The media take-down of Stetten has been as quick as it was foreseeable. If there's one enduring truth, it's that virtually every woman who relates a story of inappropriate or violent sexual behavior by a famous (or even not-so-famous) man will be accused of making it up. Right on cue, the Daily Mail quickly attacked the model's reliability, citing as evidence a tweet Stetten sent out earlier this year claiming to have won the MegaMillions lotto; they neglecting to mention it had been an April Fool's joke. The British tabloid also cited Stetten's reference to a recent miscarriage, her relationship with 51 year-old shock jock Anthony Cumia, and her anti-depressant prescription as reasons to question her veracity. Though Stetten is hardly alleging rape, the Mail's attack on Stetten is reminiscent of the discrediting of the accuser in the Dominique Strauss-Kahn case — and in countless other cases before it. And while the media go after Stetten's credibility, Presley's online defenders have turned vicious, predictably calling her a "cunt" and a "pretentious passive aggressive bitch."
Though neither Stetten nor Presley are especially famous, the story has blown up because it provides a fascinating new wrinkle on an exasperatingly routine story. Married men have been using the confined space of airplanes to hit on women for ages; they also do it on buses, on trains, and they probably did it on stagecoaches in the Wild West. Most women who travel learn to develop a host of strategies for coping with creepy and unwanted come-ons. An older generation might have suggested Stetten change her seat. She had something better in mind: an ingenious, funny, but pointed attack on the all-too-familiar hypocrisy of men like Brian Presley.
I don't think Melissa Stetten is making up the story. It's a lot less credulity-straining to imagine a married, Christian, 30-something father hitting on a pretty young model than to conclude that she managed to invent the entire thing in the middle of the night on a red-eye, complete with enticing her own followers to tweet vital links at precisely the right time. Stetten didn't even realize who Brian Presley was until her friends linked his IMDB and a Christianity Today story on his sobriety. That doesn't prove that she didn't fabricate the whole encounter, of course, but it makes a lie a lot less likely. (Oddly, though Presley has been married since 2002, the IMDB still lists him as merely "engaged.")

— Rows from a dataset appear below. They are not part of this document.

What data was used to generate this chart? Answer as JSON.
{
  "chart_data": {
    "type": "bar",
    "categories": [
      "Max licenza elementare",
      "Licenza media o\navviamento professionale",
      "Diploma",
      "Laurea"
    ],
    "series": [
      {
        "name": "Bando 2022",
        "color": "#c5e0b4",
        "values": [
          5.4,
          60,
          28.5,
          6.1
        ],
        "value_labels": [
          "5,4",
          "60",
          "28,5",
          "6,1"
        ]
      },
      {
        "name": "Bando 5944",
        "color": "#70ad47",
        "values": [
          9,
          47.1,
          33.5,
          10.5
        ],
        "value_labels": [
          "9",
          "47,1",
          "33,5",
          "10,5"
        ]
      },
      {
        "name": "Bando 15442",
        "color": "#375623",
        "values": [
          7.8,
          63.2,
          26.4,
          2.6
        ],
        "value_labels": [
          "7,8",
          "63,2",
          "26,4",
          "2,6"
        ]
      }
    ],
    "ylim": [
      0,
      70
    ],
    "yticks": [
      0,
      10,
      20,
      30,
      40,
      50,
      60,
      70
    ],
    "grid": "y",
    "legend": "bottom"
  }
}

The real debate, however, is about more than what he said versus what she said. It's about whether if the story is true, Stetten did the right thing by live-tweeting the blow-by-blow details of Presley's come-on. As Sarah Jones writes at PoliticsUSA, the assumption of Presley's defenders isn't just that Stetten is making the story up. It's that even if her account is accurate, a woman in her position owes a man like Brian "either a) a romp in the mile high club or b) secrecy." The rage at Stetten isn't just coming from those who think she's lying – it's coming from those who suspect she's being all too truthful. Nice ladies protect drunken married men from the consequences of their own actions. Good women keep their mouths shut.

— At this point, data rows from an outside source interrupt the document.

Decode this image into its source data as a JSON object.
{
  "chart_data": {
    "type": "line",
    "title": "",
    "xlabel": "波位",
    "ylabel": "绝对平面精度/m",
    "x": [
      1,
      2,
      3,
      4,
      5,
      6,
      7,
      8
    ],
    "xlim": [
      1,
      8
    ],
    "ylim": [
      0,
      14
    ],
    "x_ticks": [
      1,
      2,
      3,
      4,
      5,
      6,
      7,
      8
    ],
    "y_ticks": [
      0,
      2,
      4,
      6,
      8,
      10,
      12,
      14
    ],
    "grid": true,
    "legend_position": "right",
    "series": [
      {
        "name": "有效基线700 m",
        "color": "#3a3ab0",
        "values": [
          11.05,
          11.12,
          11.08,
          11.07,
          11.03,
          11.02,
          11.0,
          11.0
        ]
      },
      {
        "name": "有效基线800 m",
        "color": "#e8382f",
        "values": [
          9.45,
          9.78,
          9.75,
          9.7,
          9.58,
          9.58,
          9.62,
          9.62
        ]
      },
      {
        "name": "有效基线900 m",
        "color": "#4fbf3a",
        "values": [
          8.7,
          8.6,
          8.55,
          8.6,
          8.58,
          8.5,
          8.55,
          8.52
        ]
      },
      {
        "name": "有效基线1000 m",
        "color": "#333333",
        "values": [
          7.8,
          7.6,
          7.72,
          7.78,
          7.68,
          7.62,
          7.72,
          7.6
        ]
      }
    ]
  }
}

Near the end of her tweet stream, even Stetten wonders if she's gone to far, asking self-consciously: "Did I just ruin Brian Presley's life via twitter?" Judging by the public reaction, many people agree she has. But by asking the question, Stetten herself is buying into the notion that because she's a woman, she's somehow charged with protecting a man from the consequences of his own recklessness. Even if Presley's life is "ruined," which seems highly unlikely, it's a mistake to hold a woman responsible for that destruction simply because she had the audacity to tell the truth. Why should a stranger on a plane have greater respect for his reputation and his marriage vows than he himself is willing to display? Can we please stop assuming that men have a right to outsource both their self-control and their discretion to every random woman who has the outrageous audacity to be attractive in public?
The reason we should cheer Melissa Stetten isn't because she's a young, pretty model who used her snarky wit, her Twitter network, and Virgin America's inflight Wifi to start an (literally) overnight media sensation. The reason we should cheer her is because she didn't do what women in her position are "supposed" to do, which is quietly put up with the come-ons of older married dudes in various stages of intoxication. Brian didn't just disrespect his marriage by slipping off his ring in the airplane lavatory before returning to his seat, he disrespected Melissa by presuming that she was young enough, dumb enough, and C-list-star-struck enough to fall for it. That so many don't see Presley's behavior as more than deserving of Stetten's response says a great deal about what we expect women to endure.